Just moments earlier, I was King of Prussia and All Surrounding Territories, waving a towel like a fu–ing lunatic while Pete and Rich high-fived and played air guitar and did all the things we imagined we’d do if the Red Sox ever won the goddam World Series and here they were, just one strike away from winning the goddam World Series and it was really happening before our eyes.

Then it all fell apart, melted away like the spires of a snowflake, piece by agonizing piece, so that even before The Error happened, you could see it coming. Boiling to the top. An unstoppable freight-train of failure that was coming to drag us all back to reality. A reality in which the Red Sox never won. Never got the breaks. Never tasted ticker-tape and choice hookers and sweet champagne.
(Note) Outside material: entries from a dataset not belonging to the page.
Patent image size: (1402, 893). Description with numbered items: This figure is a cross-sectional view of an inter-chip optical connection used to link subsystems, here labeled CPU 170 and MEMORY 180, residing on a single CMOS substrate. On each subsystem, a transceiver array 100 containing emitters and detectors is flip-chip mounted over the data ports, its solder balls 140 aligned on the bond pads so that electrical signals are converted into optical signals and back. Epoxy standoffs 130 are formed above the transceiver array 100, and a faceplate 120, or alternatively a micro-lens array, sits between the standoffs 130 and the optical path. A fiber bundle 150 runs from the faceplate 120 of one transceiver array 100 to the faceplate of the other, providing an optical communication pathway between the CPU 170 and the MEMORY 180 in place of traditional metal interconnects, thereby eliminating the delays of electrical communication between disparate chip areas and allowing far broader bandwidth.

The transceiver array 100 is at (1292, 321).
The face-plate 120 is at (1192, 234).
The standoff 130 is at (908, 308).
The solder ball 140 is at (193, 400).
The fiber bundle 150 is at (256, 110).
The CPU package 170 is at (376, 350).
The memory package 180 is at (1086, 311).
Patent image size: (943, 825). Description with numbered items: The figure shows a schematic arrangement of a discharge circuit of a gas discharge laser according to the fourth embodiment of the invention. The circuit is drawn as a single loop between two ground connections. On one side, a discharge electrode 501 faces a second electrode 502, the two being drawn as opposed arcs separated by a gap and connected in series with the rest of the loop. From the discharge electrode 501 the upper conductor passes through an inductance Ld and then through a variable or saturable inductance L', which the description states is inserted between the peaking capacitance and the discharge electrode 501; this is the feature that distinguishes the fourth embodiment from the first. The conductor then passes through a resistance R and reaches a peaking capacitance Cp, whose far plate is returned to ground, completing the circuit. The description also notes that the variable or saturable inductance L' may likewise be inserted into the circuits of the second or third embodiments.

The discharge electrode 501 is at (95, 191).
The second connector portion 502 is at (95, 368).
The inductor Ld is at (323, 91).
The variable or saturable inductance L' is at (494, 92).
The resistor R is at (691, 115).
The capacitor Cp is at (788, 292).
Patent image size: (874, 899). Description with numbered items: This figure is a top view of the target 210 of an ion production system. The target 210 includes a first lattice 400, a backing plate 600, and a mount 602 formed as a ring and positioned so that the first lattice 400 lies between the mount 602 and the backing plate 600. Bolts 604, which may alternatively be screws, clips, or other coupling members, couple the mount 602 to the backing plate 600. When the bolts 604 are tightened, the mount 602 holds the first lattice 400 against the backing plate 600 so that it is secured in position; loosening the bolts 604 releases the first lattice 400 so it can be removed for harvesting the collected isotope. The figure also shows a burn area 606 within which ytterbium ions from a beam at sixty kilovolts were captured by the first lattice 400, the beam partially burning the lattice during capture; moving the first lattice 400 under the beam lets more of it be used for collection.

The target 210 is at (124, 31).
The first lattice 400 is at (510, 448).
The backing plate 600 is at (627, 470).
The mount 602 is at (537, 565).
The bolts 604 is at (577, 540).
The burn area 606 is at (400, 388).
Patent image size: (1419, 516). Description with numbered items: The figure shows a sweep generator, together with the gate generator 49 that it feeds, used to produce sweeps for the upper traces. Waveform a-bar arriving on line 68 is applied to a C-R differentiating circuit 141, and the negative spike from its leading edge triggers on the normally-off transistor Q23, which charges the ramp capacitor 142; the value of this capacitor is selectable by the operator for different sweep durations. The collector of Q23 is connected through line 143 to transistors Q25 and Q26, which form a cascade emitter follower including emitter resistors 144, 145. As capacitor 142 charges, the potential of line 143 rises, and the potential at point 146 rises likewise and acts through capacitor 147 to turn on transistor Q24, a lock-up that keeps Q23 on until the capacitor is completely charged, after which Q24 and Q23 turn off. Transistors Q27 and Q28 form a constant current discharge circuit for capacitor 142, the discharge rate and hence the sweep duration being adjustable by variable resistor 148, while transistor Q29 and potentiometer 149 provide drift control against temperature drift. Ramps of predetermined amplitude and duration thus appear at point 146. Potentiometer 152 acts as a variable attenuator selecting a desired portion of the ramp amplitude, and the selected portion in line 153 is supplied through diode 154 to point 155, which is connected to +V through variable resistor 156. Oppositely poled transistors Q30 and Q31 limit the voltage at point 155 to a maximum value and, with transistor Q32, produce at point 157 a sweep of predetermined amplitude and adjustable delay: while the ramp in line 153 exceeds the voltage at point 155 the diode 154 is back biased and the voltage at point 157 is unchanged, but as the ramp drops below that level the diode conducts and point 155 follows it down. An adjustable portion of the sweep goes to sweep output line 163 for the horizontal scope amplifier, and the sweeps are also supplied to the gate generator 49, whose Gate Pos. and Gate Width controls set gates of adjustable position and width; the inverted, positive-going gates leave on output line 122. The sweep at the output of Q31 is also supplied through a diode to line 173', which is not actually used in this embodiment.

It was a barrell of horsesh-t tossed on your birthday cake, the fat kid sitting on your sack lunch, the quarterback stuffing you in your locker, your dream girl telling you she really just wants to be friends, and your best friend leaving you and your ghetto Atari for the kid down the street with the sweet Colecovision hook-up. In an instant, it was gone. That feeling of raiseyourhandsandshoutyeah that you started to fear you’d never experience in your lifetime. F–k Game Seven. You knew it was over, just like Reggie Jackson knew it was over for the Angels when Dave Henderson took Donnie Moore over the wall. Suddenly, everything your dad told you was true. Some women are worth fighting for. The best thing you can teach yourself is how to change a spare tire. And the Red Sox are going to break your heart.

I took it hard, that Series. I was too young to remember 1975 or even 1978, for that matter. But this one… man, it hurt. It took days. Weeks. Months before I’d be over it. Until Dad talked me off the ledge. “They’ve gone home to their teenage wives and million-dollar mansions,” he said. “And you’re the one getting an ulcer.” And it made sense. Because Dad knew. Because there was more heartache to come. Quick playoff exits at the hands of Oakland. Clemens and Terry Cooney and the Ninja Turtles shoelaces. The drubbing that was the 1999 ALCS. The madness that was the 2003 ALCS.

But 2004 wiped it all away. Suddenly sunshine and banjos and Halle Berry and Anna Kournikova arguing over who’s gonna take me to the dance. Free beer and hamburgers for all. And the feeling that you’re not gonna have to go to bed shaking and angry and cursing the Gods.

I’m just glad Dad was around to see it.